Fake signatures suspected in Missouri’s early voting measure

Jason Kander
Jason Kander

JEFFERSON CITY, Mo. – An initiative petition that sought to qualify an early voting measure for the Missouri ballot included the supposed signatures of dead people among other potentially fraudulent names, according to a report from the state’s top election official.

Secretary of State Jason Kander referred several instances of “potential irregularities” involving the initiative petitions to prosecutors in seven Missouri counties, he said in a recent report from his elections integrity unit.

Republican political consultant Jeff Roe said Monday that the potential fraud may have been even more widespread than reported by the state. Roe, who opposed the ballot measure, commissioned a review by a law firm of the petition signatures submitted in 69 of Missouri’s 114 counties. That review identified up to 2,246 instances of potential signature fraud across 15 counties, more than half of which occurred in Boone County.

The early voting initiative did not make the November ballot because the secretary of state’s office determined it hadn’t gotten enough valid signatures.

The initiative, which was backed by Democratic-aligned groups, sought to create a 42-day, no-excuse-needed early voting period that would have been one of the longest in the nation. Missouri currently allows absentee voting only for people who attest that they cannot vote in person on Election Day.

The report by Kander, a Democrat, said his office reviewed potential petition signature irregularities in 11 counties after local election officials had expressed concerns to his office. It referred the matter to prosecutors in seven counties – Boone, Buchanan, Cooper, Grundy, Knox, Pike and Schuyler – in August.

Buchanan County Prosecutor Dwight Scroggins Jr. said he responded to Kander’s office by suggesting it should work with law enforcement agencies for further investigation. The secretary of state’s office hasn’t subsequently referred the cases to the Buchanan County sheriff or local police, said Kander spokeswoman Laura Swinford.

Prosecutors in the other counties had not responded Monday to phone inquiries from The Associated Press about whether they were pursuing the cases.

Kander’s report said the petitions contained the purported signatures of people who had died before the date listed next to their signatures in Boone, Buchanan, Cooper, Knox, Macon, Pike and Schuyler counties. One of the Buchanan County residents who purportedly signed the petition had been dead since 1993, according to documents provided to the AP by Kander’s office.

In some other instances, individuals whose names were signed to the petitions told the secretary of state’s office that they had not signed the sheets.

Attorney Matt Dameron, who was the treasurer for the group sponsoring the early voting initiative, did not immediately respond to a phone message Monday seeking comment.

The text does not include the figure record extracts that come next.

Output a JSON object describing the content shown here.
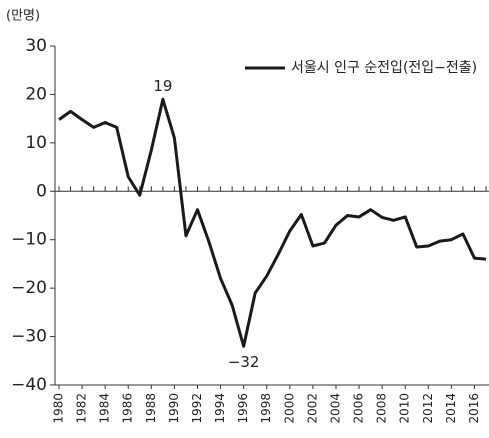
{
  "chart_data": {
    "type": "line",
    "y_label": "(만명)",
    "x": [
      1980,
      1981,
      1982,
      1983,
      1984,
      1985,
      1986,
      1987,
      1988,
      1989,
      1990,
      1991,
      1992,
      1993,
      1994,
      1995,
      1996,
      1997,
      1998,
      1999,
      2000,
      2001,
      2002,
      2003,
      2004,
      2005,
      2006,
      2007,
      2008,
      2009,
      2010,
      2011,
      2012,
      2013,
      2014,
      2015,
      2016,
      2017
    ],
    "series": [
      {
        "name": "서울시 인구 순전입(전입−전출)",
        "color": "#1a1a1a",
        "values": [
          14.8,
          16.5,
          14.8,
          13.2,
          14.2,
          13.2,
          3,
          -0.8,
          8.5,
          19,
          11,
          -9.2,
          -3.8,
          -10.5,
          -18,
          -23.5,
          -32,
          -21,
          -17.5,
          -13,
          -8.2,
          -4.8,
          -11.3,
          -10.7,
          -7,
          -5,
          -5.3,
          -3.8,
          -5.4,
          -6,
          -5.3,
          -11.5,
          -11.3,
          -10.3,
          -10,
          -8.8,
          -13.8,
          -14
        ]
      }
    ],
    "annotations": [
      {
        "x": 1989,
        "y": 19,
        "text": "19"
      },
      {
        "x": 1996,
        "y": -32,
        "text": "−32"
      }
    ],
    "xlim": [
      1980,
      2017
    ],
    "xticks": [
      1980,
      1982,
      1984,
      1986,
      1988,
      1990,
      1992,
      1994,
      1996,
      1998,
      2000,
      2002,
      2004,
      2006,
      2008,
      2010,
      2012,
      2014,
      2016
    ],
    "ylim": [
      -40,
      30
    ],
    "yticks": [
      30,
      20,
      10,
      0,
      {
        "value": -10,
        "label": "−10"
      },
      {
        "value": -20,
        "label": "−20"
      },
      {
        "value": -30,
        "label": "−30"
      },
      {
        "value": -40,
        "label": "−40"
      }
    ],
    "legend": "top-right"
  }
}
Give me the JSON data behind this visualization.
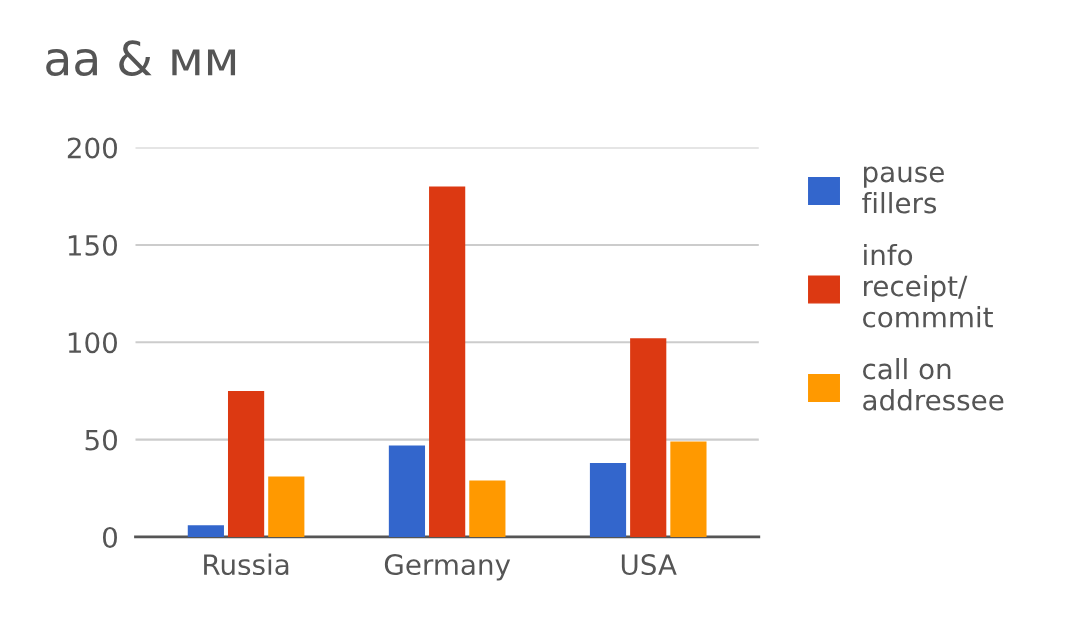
{
  "chart_data": {
    "type": "bar",
    "title": "aa & мм",
    "categories": [
      "Russia",
      "Germany",
      "USA"
    ],
    "series": [
      {
        "name": "pause\nfillers",
        "color": "#3366cc",
        "values": [
          6,
          47,
          38
        ]
      },
      {
        "name": "info\nreceipt/\ncommmit",
        "color": "#dc3912",
        "values": [
          75,
          180,
          102
        ]
      },
      {
        "name": "call on\naddressee",
        "color": "#ff9900",
        "values": [
          31,
          29,
          49
        ]
      }
    ],
    "ylim": [
      0,
      200
    ],
    "yticks": [
      0,
      50,
      100,
      150,
      200
    ],
    "grid": "y",
    "legend": "right"
  }
}
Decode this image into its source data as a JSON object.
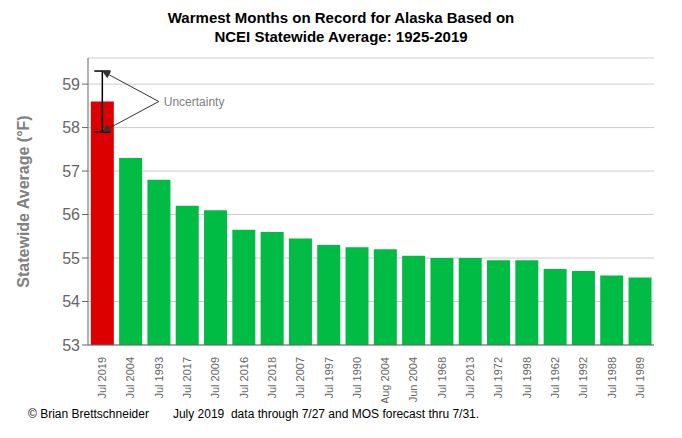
{
  "chart_data": {
    "type": "bar",
    "title": "Warmest Months on Record for Alaska Based on",
    "subtitle": "NCEI Statewide Average: 1925-2019",
    "ylabel": "Statewide Average (°F)",
    "categories": [
      "Jul 2019",
      "Jul 2004",
      "Jul 1993",
      "Jul 2017",
      "Jul 2009",
      "Jul 2016",
      "Jul 2018",
      "Jul 2007",
      "Jul 1997",
      "Jul 1990",
      "Aug 2004",
      "Jun 2004",
      "Jul 1968",
      "Jul 2013",
      "Jul 1972",
      "Jul 1998",
      "Jul 1962",
      "Jul 1992",
      "Jul 1988",
      "Jul 1989"
    ],
    "values": [
      58.6,
      57.3,
      56.8,
      56.2,
      56.1,
      55.65,
      55.6,
      55.45,
      55.3,
      55.25,
      55.2,
      55.05,
      55.0,
      55.0,
      54.95,
      54.95,
      54.75,
      54.7,
      54.6,
      54.55
    ],
    "errors": [
      0.7,
      null,
      null,
      null,
      null,
      null,
      null,
      null,
      null,
      null,
      null,
      null,
      null,
      null,
      null,
      null,
      null,
      null,
      null,
      null
    ],
    "colors": [
      "#dd0000",
      "#00bb44",
      "#00bb44",
      "#00bb44",
      "#00bb44",
      "#00bb44",
      "#00bb44",
      "#00bb44",
      "#00bb44",
      "#00bb44",
      "#00bb44",
      "#00bb44",
      "#00bb44",
      "#00bb44",
      "#00bb44",
      "#00bb44",
      "#00bb44",
      "#00bb44",
      "#00bb44",
      "#00bb44"
    ],
    "ylim": [
      53,
      59.6
    ],
    "yticks": [
      53,
      54,
      55,
      56,
      57,
      58,
      59
    ],
    "grid": true,
    "annotations": [
      "Uncertainty",
      "© Brian Brettschneider",
      "July 2019  data through 7/27 and MOS forecast thru 7/31."
    ]
  }
}
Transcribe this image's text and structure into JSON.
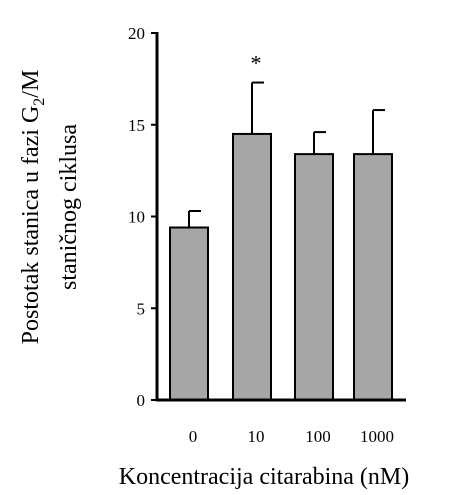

Roe said the petition-signature review he commissioned through The Law Firm of Graves Garettt in Kansas City shows there was “widespread fraud” by the people signing or circulating the petitions.

“It looked like they were taking a clipboard and phone book and just filling them all out,” Roe said. He added: “The only way to guarantee that this isn’t going to happen again is if people are prosecuted.”

Petition signature fraud is misdemeanor crime punishable by up to a year in jail and a fine of up to $10,000.

Democrats and Republicans have been battling nationally over state early voting laws based on an assumption that generous early voting periods benefit Democrats more than Republicans. New research suggests those partisan assumptions about early voting may not be true. Yet the perception is deeply grounded because of President Barack Obama’s pioneering use of early voting to drive a greater number of Democrats to the polls in his victories in 2008 and 2012.

Early voting was a particularly politically-charged issue in Missouri this year. While Democratic-aligned groups were collecting signatures for the ultimately unsuccessful initiative petition drive, Missouri’s Republican-led Legislature referred a more limited form of early voting to the November ballot. The Legislature’s proposed constitutional amendment was defeated by voters.